This is a total cop-out, but it just depends on the person. I was a columnist, which I loved in certain ways, but I didn't love it because it could inhibited my ability to do long-form. (Because column writing by nature forces you to piss key people off at times and alienate sources you might need cooperation from on project stuff.) My dream job was to be a columnist and long-form writer whose columns my sources on the beat never read.
Why be nervous? If you get offered the SE job, take it, then if the content job comes along, then take it and give two weeks notice to the paper if you've already started working there. This industry has proven time and time again that you have to look out for yourself first.
When I started I wanted to be a pro beat writer. Now, I want to be a prep writer at the biggest paper in the state until i retire. Until that happens, I'm OK with being good at what I do and working for an awful publisher and a worse company.

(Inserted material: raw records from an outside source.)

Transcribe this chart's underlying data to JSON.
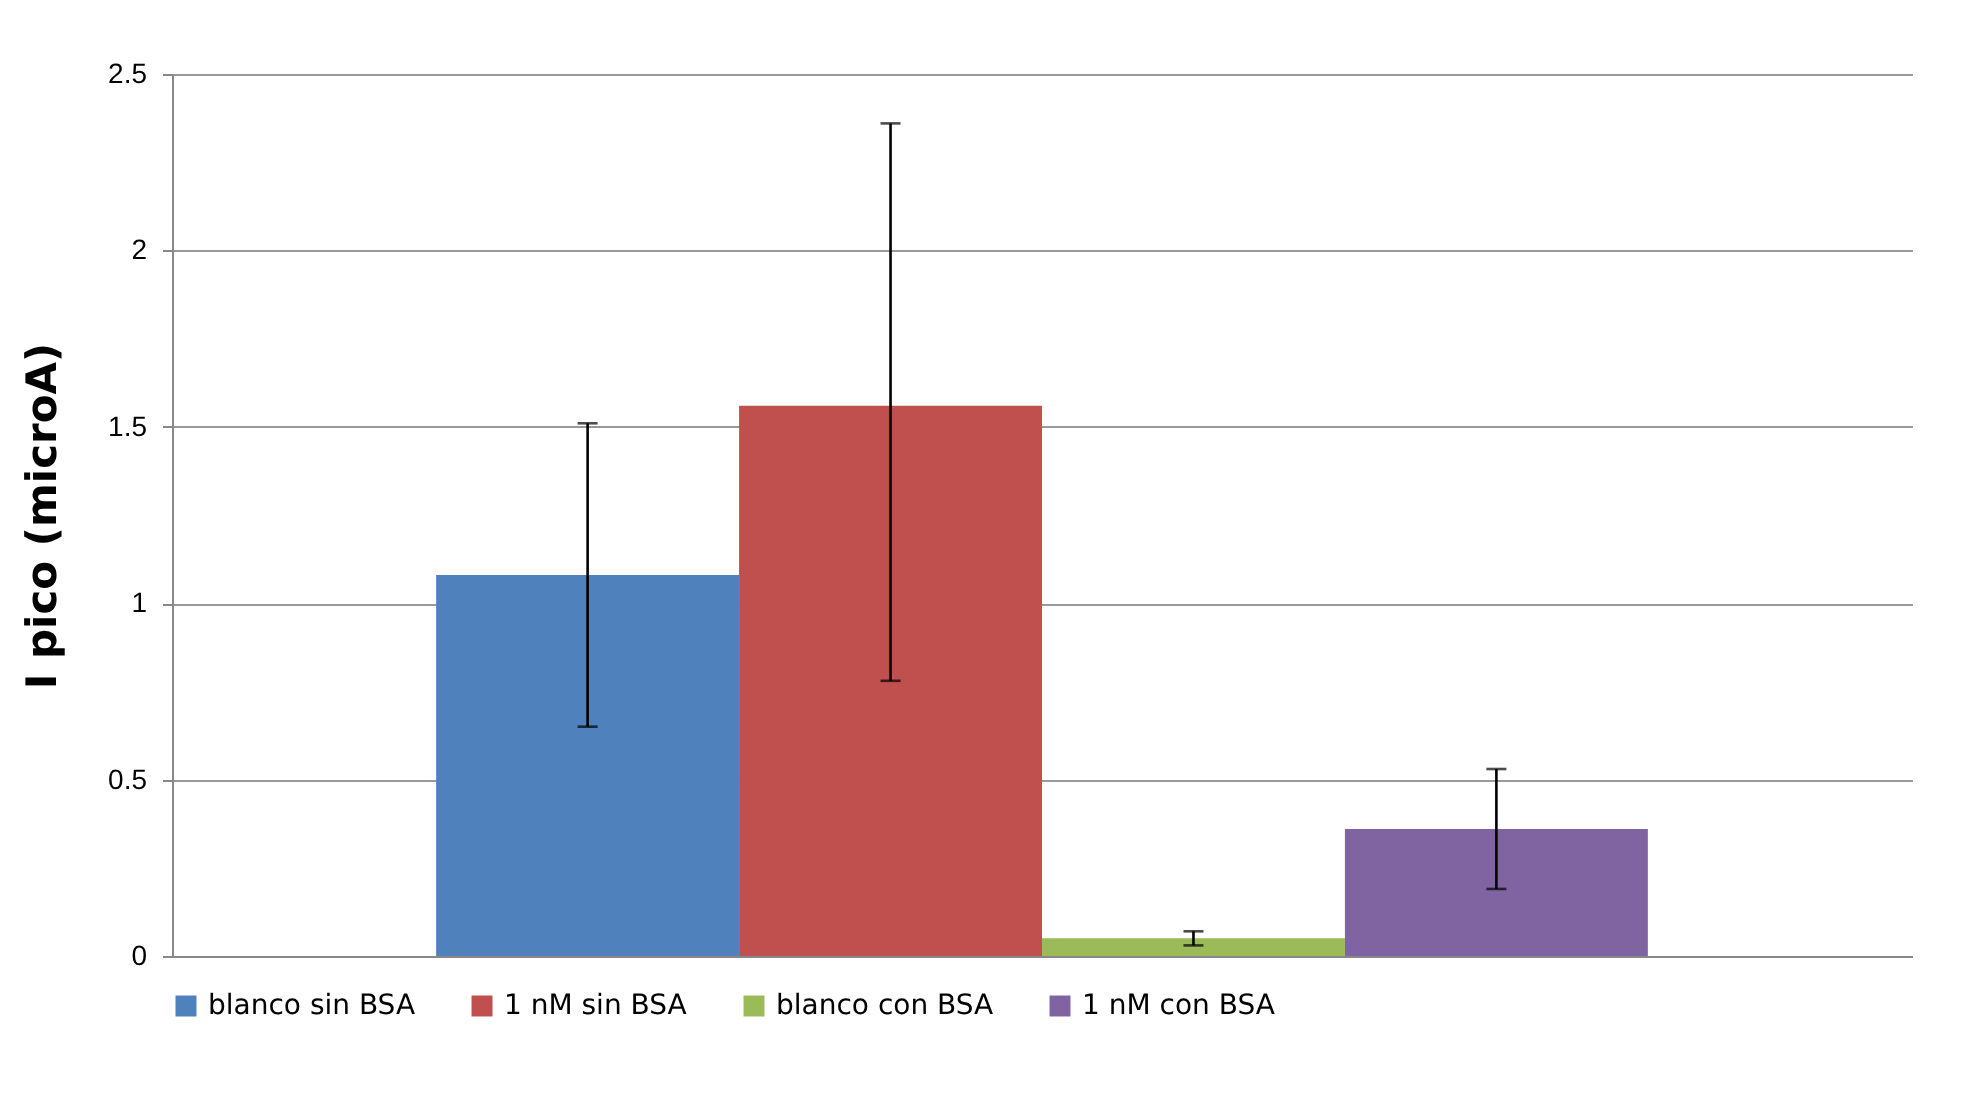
{
  "chart_data": {
    "type": "bar",
    "ylabel": "I pico (microA)",
    "categories": [
      null
    ],
    "series": [
      {
        "name": "blanco sin BSA",
        "color": "#4f81bd",
        "values": [
          1.08
        ],
        "errors": [
          [
            0.65,
            1.51
          ]
        ]
      },
      {
        "name": "1 nM sin BSA",
        "color": "#c0504d",
        "values": [
          1.56
        ],
        "errors": [
          [
            0.78,
            2.36
          ]
        ]
      },
      {
        "name": "blanco con BSA",
        "color": "#9bbb59",
        "values": [
          0.05
        ],
        "errors": [
          [
            0.03,
            0.07
          ]
        ]
      },
      {
        "name": "1 nM con BSA",
        "color": "#8064a2",
        "values": [
          0.36
        ],
        "errors": [
          [
            0.19,
            0.53
          ]
        ]
      }
    ],
    "ylim": [
      0,
      2.5
    ],
    "yticks": [
      0,
      0.5,
      1,
      1.5,
      2,
      2.5
    ],
    "grid": "y",
    "legend": "bottom"
  }
}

I wanted to be a publisher. Then the head man of a newsroom. Now, I want to be a writer; a magazine writer specializing in state history.
And yet has one of the country's most popular podcasts, founded Grantland, produced the excellent 30-for-30 series—and now is about to do that again—and wrote a New York Times No. 1 bestseller. Some guys get all the luck, eh?
And yet Simmons writes better than 97 percent* of the people who slag on him here. Discuss. *Confirmed.
It's pretty hard to grasp why people still think the world's most popular sports writer is self-indulgent. Indulgent, sure. But he's indulging his readers. Anyway, dream job? I would like to be a line editor at one of the 10-or-so places left that cares about line editing. Real, hands-on line editing.